Nice! Is there an overview on how it works out so far on the different platforms?

Not yet. :)

So far the surfman backend is only meant for use on Android, Linux, and MacOS. I've only tested it on Linux with X11, though Wayland is also supported. @hecrj was unfortunately having some issues ( https://github.com/servo/surfman/issues/173 ) with surfman, but that appears to be a problem with surfman itself, and not the GL backend.

WGPU is going to be the best way to test the functionality of the GL backend and because there are already a collection of projects built on WGPU, it will give us a lot of opportunity to test it in different situations. Currently a good chunk of the wgpu examples are failing ( https://github.com/gfx-rs/wgpu/issues/450#issuecomment-612514358 ) with it, but the cube and triangle examples are working.

Also of note, on my machine, I did notice that when using surfman and running the gfx quad example, the screen would show black for just a second before appearing while the glutin version would be displaying the quad as soon as the window was on the screen.

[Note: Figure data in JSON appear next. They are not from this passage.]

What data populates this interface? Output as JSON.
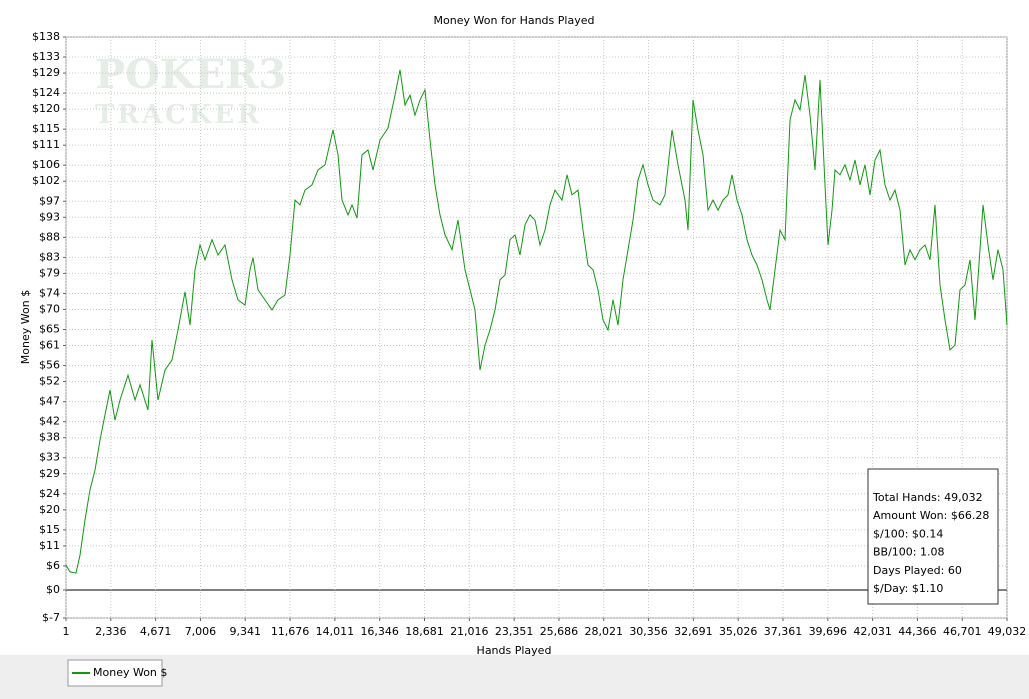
{
  "chart_data": {
    "type": "line",
    "title": "Money Won for Hands Played",
    "xlabel": "Hands Played",
    "ylabel": "Money Won $",
    "watermark": [
      "POKER3",
      "TRACKER"
    ],
    "grid": true,
    "legend": "bottom-left",
    "xlim": [
      1,
      49032
    ],
    "ylim": [
      -7,
      138
    ],
    "xticks": [
      1,
      {
        "value": 2336,
        "label": "2,336"
      },
      {
        "value": 4671,
        "label": "4,671"
      },
      {
        "value": 7006,
        "label": "7,006"
      },
      {
        "value": 9341,
        "label": "9,341"
      },
      {
        "value": 11676,
        "label": "11,676"
      },
      {
        "value": 14011,
        "label": "14,011"
      },
      {
        "value": 16346,
        "label": "16,346"
      },
      {
        "value": 18681,
        "label": "18,681"
      },
      {
        "value": 21016,
        "label": "21,016"
      },
      {
        "value": 23351,
        "label": "23,351"
      },
      {
        "value": 25686,
        "label": "25,686"
      },
      {
        "value": 28021,
        "label": "28,021"
      },
      {
        "value": 30356,
        "label": "30,356"
      },
      {
        "value": 32691,
        "label": "32,691"
      },
      {
        "value": 35026,
        "label": "35,026"
      },
      {
        "value": 37361,
        "label": "37,361"
      },
      {
        "value": 39696,
        "label": "39,696"
      },
      {
        "value": 42031,
        "label": "42,031"
      },
      {
        "value": 44366,
        "label": "44,366"
      },
      {
        "value": 46701,
        "label": "46,701"
      },
      {
        "value": 49032,
        "label": "49,032"
      }
    ],
    "yticks": [
      {
        "value": 138,
        "label": "$138"
      },
      {
        "value": 133,
        "label": "$133"
      },
      {
        "value": 129,
        "label": "$129"
      },
      {
        "value": 124,
        "label": "$124"
      },
      {
        "value": 120,
        "label": "$120"
      },
      {
        "value": 115,
        "label": "$115"
      },
      {
        "value": 111,
        "label": "$111"
      },
      {
        "value": 106,
        "label": "$106"
      },
      {
        "value": 102,
        "label": "$102"
      },
      {
        "value": 97,
        "label": "$97"
      },
      {
        "value": 93,
        "label": "$93"
      },
      {
        "value": 88,
        "label": "$88"
      },
      {
        "value": 83,
        "label": "$83"
      },
      {
        "value": 79,
        "label": "$79"
      },
      {
        "value": 74,
        "label": "$74"
      },
      {
        "value": 70,
        "label": "$70"
      },
      {
        "value": 65,
        "label": "$65"
      },
      {
        "value": 61,
        "label": "$61"
      },
      {
        "value": 56,
        "label": "$56"
      },
      {
        "value": 52,
        "label": "$52"
      },
      {
        "value": 47,
        "label": "$47"
      },
      {
        "value": 42,
        "label": "$42"
      },
      {
        "value": 38,
        "label": "$38"
      },
      {
        "value": 33,
        "label": "$33"
      },
      {
        "value": 29,
        "label": "$29"
      },
      {
        "value": 24,
        "label": "$24"
      },
      {
        "value": 20,
        "label": "$20"
      },
      {
        "value": 15,
        "label": "$15"
      },
      {
        "value": 11,
        "label": "$11"
      },
      {
        "value": 6,
        "label": "$6"
      },
      {
        "value": 0,
        "label": "$0"
      },
      {
        "value": -7,
        "label": "$-7"
      }
    ],
    "x": [
      1,
      208,
      521,
      729,
      990,
      1250,
      1511,
      1772,
      1928,
      2293,
      2553,
      2814,
      3231,
      3596,
      3856,
      4273,
      4481,
      4794,
      5159,
      5524,
      5836,
      6201,
      6461,
      6722,
      6982,
      7243,
      7608,
      7920,
      8285,
      8649,
      8962,
      9327,
      9587,
      9744,
      10004,
      10369,
      10734,
      11046,
      11411,
      11671,
      11932,
      12193,
      12453,
      12818,
      13130,
      13495,
      13912,
      14173,
      14381,
      14694,
      14902,
      15163,
      15423,
      15736,
      15996,
      16361,
      16778,
      17142,
      17403,
      17663,
      17924,
      18184,
      18445,
      18705,
      18966,
      19227,
      19487,
      19748,
      20113,
      20425,
      20790,
      21050,
      21311,
      21571,
      21832,
      22093,
      22353,
      22614,
      22874,
      23135,
      23395,
      23656,
      23916,
      24177,
      24437,
      24698,
      24958,
      25219,
      25479,
      25844,
      26105,
      26365,
      26678,
      26938,
      27199,
      27459,
      27720,
      27980,
      28241,
      28501,
      28762,
      29022,
      29283,
      29543,
      29804,
      30065,
      30325,
      30586,
      30951,
      31211,
      31576,
      31888,
      32253,
      32409,
      32670,
      32930,
      33191,
      33451,
      33712,
      33972,
      34233,
      34493,
      34702,
      34962,
      35223,
      35483,
      35744,
      36004,
      36265,
      36525,
      36681,
      36942,
      37203,
      37463,
      37724,
      37984,
      38245,
      38505,
      38766,
      39026,
      39287,
      39547,
      39704,
      39912,
      40068,
      40329,
      40589,
      40850,
      41110,
      41371,
      41631,
      41892,
      42153,
      42413,
      42674,
      42934,
      43195,
      43455,
      43716,
      43976,
      44237,
      44497,
      44758,
      45018,
      45279,
      45539,
      45800,
      46060,
      46321,
      46581,
      46842,
      47102,
      47363,
      47623,
      47780,
      48040,
      48301,
      48561,
      48822,
      49032
    ],
    "series": [
      {
        "name": "Money Won $",
        "color": "#109810",
        "values": [
          6.2,
          4.5,
          4.2,
          8.7,
          17.5,
          25,
          29.9,
          37.4,
          41.2,
          49.9,
          42.4,
          47.4,
          53.6,
          47.4,
          51.2,
          44.9,
          62.4,
          47.4,
          54.9,
          57.4,
          64.9,
          74.4,
          66.1,
          79.9,
          86.1,
          82.4,
          87.4,
          83.6,
          86.1,
          77.4,
          72.4,
          71.1,
          79.9,
          82.9,
          74.9,
          72.4,
          69.9,
          72.4,
          73.6,
          83.6,
          97.3,
          96.1,
          99.8,
          101.1,
          104.8,
          106.1,
          114.8,
          108.6,
          97.3,
          93.6,
          96.1,
          92.8,
          108.6,
          109.8,
          104.8,
          112.3,
          115.3,
          123.5,
          129.8,
          121.0,
          123.5,
          118.5,
          122.3,
          124.8,
          112.3,
          101.1,
          93.6,
          88.6,
          84.9,
          92.3,
          79.9,
          74.9,
          69.9,
          54.9,
          61.1,
          64.9,
          69.9,
          77.4,
          78.6,
          87.4,
          88.6,
          83.6,
          91.1,
          93.6,
          92.3,
          86.1,
          89.8,
          96.1,
          99.8,
          97.3,
          103.6,
          98.6,
          99.8,
          89.8,
          81.1,
          79.9,
          74.9,
          67.4,
          64.9,
          72.4,
          66.1,
          77.4,
          84.9,
          92.3,
          102.3,
          106.1,
          101.1,
          97.3,
          96.1,
          98.6,
          114.8,
          106.1,
          97.3,
          89.8,
          122.3,
          114.8,
          108.6,
          94.8,
          97.3,
          94.8,
          97.3,
          98.6,
          103.6,
          97.3,
          93.6,
          87.4,
          83.6,
          81.1,
          77.4,
          72.4,
          69.9,
          79.9,
          89.8,
          87.4,
          117.3,
          122.3,
          119.8,
          128.5,
          118.5,
          104.8,
          127.3,
          101.1,
          86.1,
          94.8,
          104.8,
          103.6,
          106.1,
          102.3,
          107.3,
          101.1,
          106.1,
          98.6,
          107.3,
          109.8,
          101.1,
          97.3,
          99.8,
          94.8,
          81.1,
          84.9,
          82.4,
          84.9,
          86.1,
          82.4,
          96.1,
          76.1,
          67.4,
          59.9,
          61.1,
          74.9,
          76.1,
          82.4,
          67.4,
          84.9,
          96.1,
          86.1,
          77.4,
          84.9,
          79.9,
          66.1
        ]
      }
    ],
    "annotations": [
      "Total Hands: 49,032",
      "Amount Won: $66.28",
      "$/100: $0.14",
      "BB/100: 1.08",
      "Days Played: 60",
      "$/Day: $1.10"
    ]
  }
}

I'm not sure if that is a real concern or not, but I figured I'd mention it.

@zicklag now I don't understand how and why #3151 worked, given our recent discovery of the lack of sharing in https://github.com/pcwalton/surfman/issues/65 . Do you know?

I'm also no longer sure about the benefit surfman brings to the table, given the problems we encountered, and the fact it still requires a blit to the surface. We were doing the same thing with glutin, which were just missing the proper context sharing, which is already exposed there. So it would be much easier to get that going.

I suspect one difference is that Glutin is based on Winit, and that is precisely what we don't need in the backend. Is that it? (cc @msiglreith )

@zicklag now I don't understand how and why #3151 worked, given our recent discovery of the lack of sharing in pcwalton/surfman#65 . Do you know?

I'm not sure, but I suspect that the context that we crated for the surface that is bound to the window, ended up being the current context for the whole duration of the rendering pass ( if render pass is the right term ). So instead of rendering to a shared context, and doing a blit onto the window's context before presentation, we were just rendering directly to the window's context the whole time. Which would explain why it stopped working when we tried to make sure the context we wanted to be current was the current one on dereference.